Here’s a strange one: does team slugging percentage predict deviation from a team’s Pythagorean Expectation Formula (PEF() winning percentage?
There’s absolutely zero reason to believe it would in theory.
PEF, of course, predicts WP (really really well) based on runs scored and allowed. Slugging percentage generates runs. Why wouldn’t the impact of slugging already be accounted for in PEF?
Mathematically, PEF deviation depends entirely on a team’s run scoring distribution. If it “beats” its expectation, necessarily it has a smoother, low-variance distribution, which naturally “conserves” runs for wins in close games. If it is “beaten” by PEF, that necessarily means it had a more uneven, high-variance distribution and thus wasted in blowouts runs it should have saved up for those 1- or 2-run contests.
It’s plausible that a good manager helps a team eke out a few extra close wins. Or a good closer.
But there is no reason—zilch—to think that good slugging helps a team win more close games, as opposed to just more games.
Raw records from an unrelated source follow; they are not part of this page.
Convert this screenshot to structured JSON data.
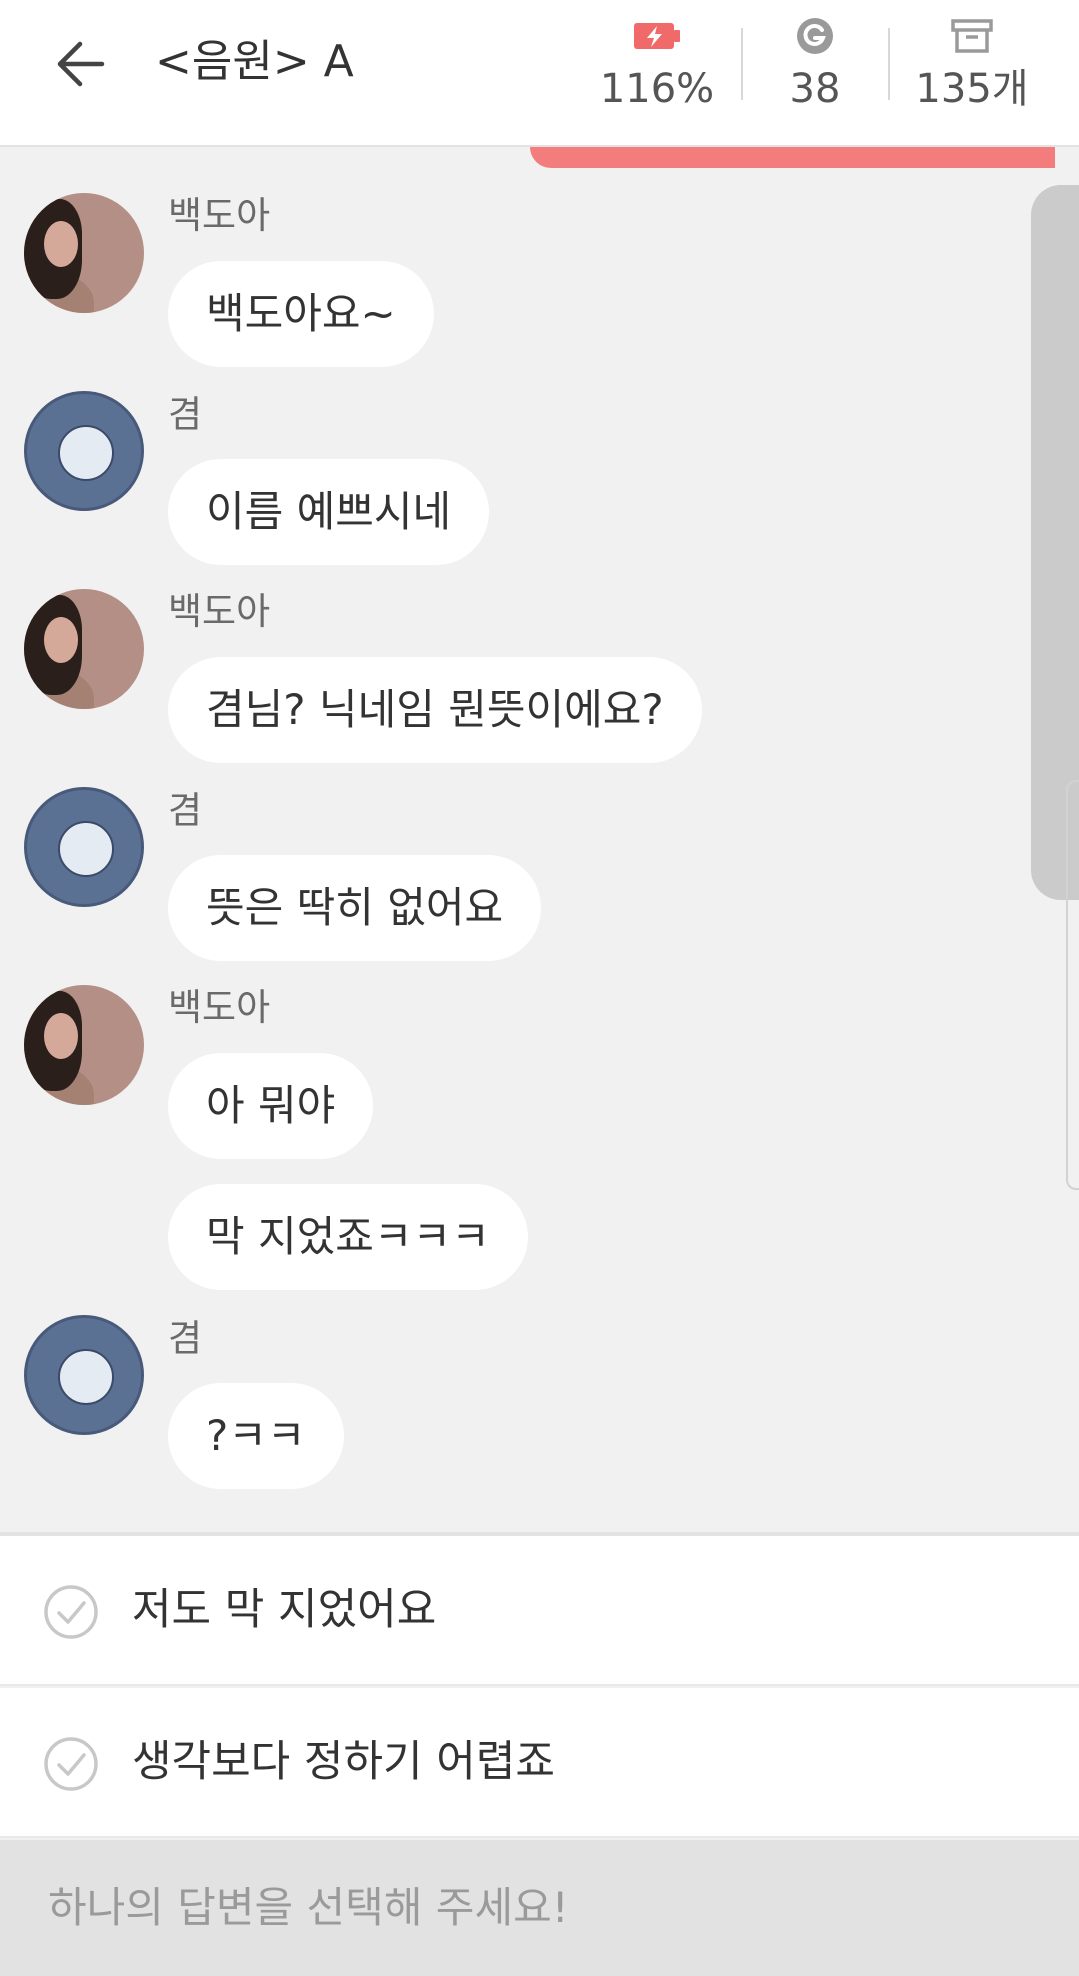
{
  "header": {
    "title": "<음원> A",
    "stats": [
      {
        "icon": "battery-charging-icon",
        "value": "116%"
      },
      {
        "icon": "g-coin-icon",
        "value": "38"
      },
      {
        "icon": "archive-box-icon",
        "value": "135개"
      }
    ]
  },
  "colors": {
    "accent": "#f37c7c",
    "battery": "#f06a6a",
    "icon_gray": "#9a9a9a"
  },
  "chat": {
    "messages": [
      {
        "sender": "백도아",
        "text": "백도아요~"
      },
      {
        "sender": "겸",
        "text": "이름 예쁘시네"
      },
      {
        "sender": "백도아",
        "text": "겸님? 닉네임 뭔뜻이에요?"
      },
      {
        "sender": "겸",
        "text": "뜻은 딱히 없어요"
      },
      {
        "sender": "백도아",
        "text": "아 뭐야"
      },
      {
        "sender": "",
        "text": "막 지었죠ㅋㅋㅋ"
      },
      {
        "sender": "겸",
        "text": "?ㅋㅋ"
      }
    ]
  },
  "options": [
    {
      "text": "저도 막 지었어요"
    },
    {
      "text": "생각보다 정하기 어렵죠"
    }
  ],
  "footer": {
    "prompt": "하나의 답변을 선택해 주세요!"
  }
}
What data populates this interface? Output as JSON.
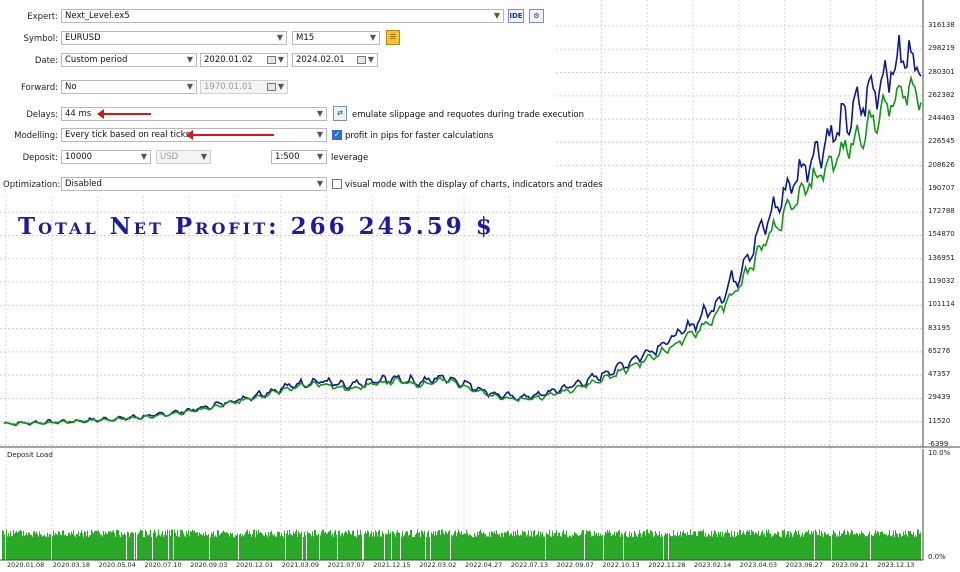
{
  "settings": {
    "expert": {
      "label": "Expert:",
      "value": "Next_Level.ex5",
      "ide_label": "IDE"
    },
    "symbol": {
      "label": "Symbol:",
      "value": "EURUSD",
      "timeframe": "M15"
    },
    "date": {
      "label": "Date:",
      "period": "Custom period",
      "from": "2020.01.02",
      "to": "2024.02.01"
    },
    "forward": {
      "label": "Forward:",
      "value": "No",
      "date": "1970.01.01"
    },
    "delays": {
      "label": "Delays:",
      "value": "44 ms",
      "option_label": "emulate slippage and requotes during trade execution"
    },
    "modelling": {
      "label": "Modelling:",
      "value": "Every tick based on real ticks",
      "option_label": "profit in pips for faster calculations",
      "option_checked": true
    },
    "deposit": {
      "label": "Deposit:",
      "value": "10000",
      "currency": "USD",
      "leverage_value": "1:500",
      "leverage_label": "leverage"
    },
    "optimization": {
      "label": "Optimization:",
      "value": "Disabled",
      "option_label": "visual mode with the display of charts, indicators and trades",
      "option_checked": false
    }
  },
  "headline": "Total Net Profit:   266 245.59 $",
  "colors": {
    "balance": "#15961a",
    "equity": "#0e1a8a",
    "load": "#2aa827",
    "headline": "#1e1aa0",
    "arrow": "#d21a1a"
  },
  "chart_data": [
    {
      "type": "line",
      "title": "",
      "y_ticks": [
        "316138",
        "298219",
        "280301",
        "262382",
        "244463",
        "226545",
        "208626",
        "190707",
        "172788",
        "154870",
        "136951",
        "119032",
        "101114",
        "83195",
        "65276",
        "47357",
        "29439",
        "11520",
        "-6399"
      ],
      "ylim": [
        -6399,
        316138
      ],
      "x_ticks": [
        "2020.01.08",
        "2020.03.18",
        "2020.05.04",
        "2020.07.10",
        "2020.09.03",
        "2020.12.01",
        "2021.03.09",
        "2021.07.07",
        "2021.12.15",
        "2022.03.02",
        "2022.04.27",
        "2022.07.13",
        "2022.09.07",
        "2022.10.13",
        "2022.11.28",
        "2023.02.14",
        "2023.04.03",
        "2023.06.27",
        "2023.09.21",
        "2023.12.13"
      ],
      "series": [
        {
          "name": "",
          "color": "#0e1a8a",
          "points": [
            [
              0,
              10000
            ],
            [
              2,
              10600
            ],
            [
              4,
              11300
            ],
            [
              6,
              12000
            ],
            [
              8,
              13200
            ],
            [
              10,
              14400
            ],
            [
              12,
              16000
            ],
            [
              14,
              18500
            ],
            [
              16,
              21500
            ],
            [
              18,
              26000
            ],
            [
              20,
              30500
            ],
            [
              22,
              35500
            ],
            [
              24,
              40500
            ],
            [
              26,
              43000
            ],
            [
              28,
              38500
            ],
            [
              30,
              42000
            ],
            [
              32,
              45000
            ],
            [
              34,
              42000
            ],
            [
              36,
              46000
            ],
            [
              38,
              40000
            ],
            [
              40,
              33000
            ],
            [
              42,
              30000
            ],
            [
              44,
              32500
            ],
            [
              46,
              38000
            ],
            [
              48,
              44000
            ],
            [
              50,
              52000
            ],
            [
              52,
              62000
            ],
            [
              54,
              72000
            ],
            [
              56,
              84000
            ],
            [
              58,
              100000
            ],
            [
              60,
              125000
            ],
            [
              62,
              160000
            ],
            [
              64,
              190000
            ],
            [
              66,
              215000
            ],
            [
              68,
              235000
            ],
            [
              70,
              255000
            ],
            [
              72,
              278000
            ],
            [
              74,
              296000
            ],
            [
              75,
              282000
            ]
          ]
        },
        {
          "name": "",
          "color": "#15961a",
          "points": [
            [
              0,
              10000
            ],
            [
              2,
              10400
            ],
            [
              4,
              11000
            ],
            [
              6,
              11700
            ],
            [
              8,
              12800
            ],
            [
              10,
              14000
            ],
            [
              12,
              15500
            ],
            [
              14,
              17800
            ],
            [
              16,
              20600
            ],
            [
              18,
              24800
            ],
            [
              20,
              29000
            ],
            [
              22,
              33800
            ],
            [
              24,
              38500
            ],
            [
              26,
              41000
            ],
            [
              28,
              36500
            ],
            [
              30,
              40000
            ],
            [
              32,
              43000
            ],
            [
              34,
              40000
            ],
            [
              36,
              44000
            ],
            [
              38,
              38000
            ],
            [
              40,
              31000
            ],
            [
              42,
              28500
            ],
            [
              44,
              30500
            ],
            [
              46,
              35500
            ],
            [
              48,
              41000
            ],
            [
              50,
              48000
            ],
            [
              52,
              57000
            ],
            [
              54,
              66000
            ],
            [
              56,
              77000
            ],
            [
              58,
              91000
            ],
            [
              60,
              114000
            ],
            [
              62,
              146000
            ],
            [
              64,
              172000
            ],
            [
              66,
              196000
            ],
            [
              68,
              214000
            ],
            [
              70,
              232000
            ],
            [
              72,
              252000
            ],
            [
              74,
              268000
            ],
            [
              75,
              262000
            ]
          ]
        }
      ]
    },
    {
      "type": "bar",
      "title": "Deposit Load",
      "ylim": [
        0,
        10
      ],
      "y_ticks": [
        "10.0%",
        "0.0%"
      ],
      "level_percent": 2.4
    }
  ]
}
Yet at least one commentator purports to claim otherwise.
He says that there is a correlation between slugging and close wins and then purports to show in a toy simulation (not involving real teams or real data) that higher slugging means more wins than PEF predicts.
But if this is right, the way to show it is not with a toy simulation but a genuine empirical test.
Having done PEF-deviation testing recently on managers and bullpens, I added slugging to the lineup.
This time I used an empirical null technique involving “permutation”:
(1) Start by predicting the WP of teams based on a model that uses PEF and slugging.
(2) Collect the “residuals”—the differences between predicted and actual winning percentage points. Obviously, the lower the residual, the better the fit.
(3) Then permute—or randomly shuffle—the residuals across the teams. Do it by season: that way, the “run environment” and related shifting conditions unrelated to slugging’s impact on winning percentage are held constant across the teams whose winning-percentage residuals are being randomly re-assigned.
After (3), one has an “empirical null”: a collection of teams whose deviations from their PEF-residuals have been randomly assigned in a manner that—deliberately—bears zero relationship to their slugging percentages.
Then we just compare the rate at which teams exceeded their PEF-expected WPs in the “real world” or observed sample (where teams’ WP residuals and slugging percentages are intact) to the rate at which teams did so in the empirical null, where we know that slugging had no impact.
The result?
Slugging, as one would have surmised using common sense, has no meaningful impact.
Across the 20,000 simulations, the Bayesian posterior of a non-chance “extreme” (|z| ≥ 1.96) deviation from the PEF-predicting WP is about 3%. It can also be shown that the entire difference in residuals between the observed and null far short of the inherent noise associated with PEF attributable to the random, team-specific fluctuations in any level of run-scoring variation.
There’s just no there there.
So that’s three strikes—manager skill, bullpen/closer quality, and team slugging—against the practice of PEF as a benchmark for measuring the impact of one or another element of team composition.
None of this means that these features of an MLB team make no difference to team records. They all do!
It means that deviation from PEF-predicted winning percentage just isn’t a valid way to show that.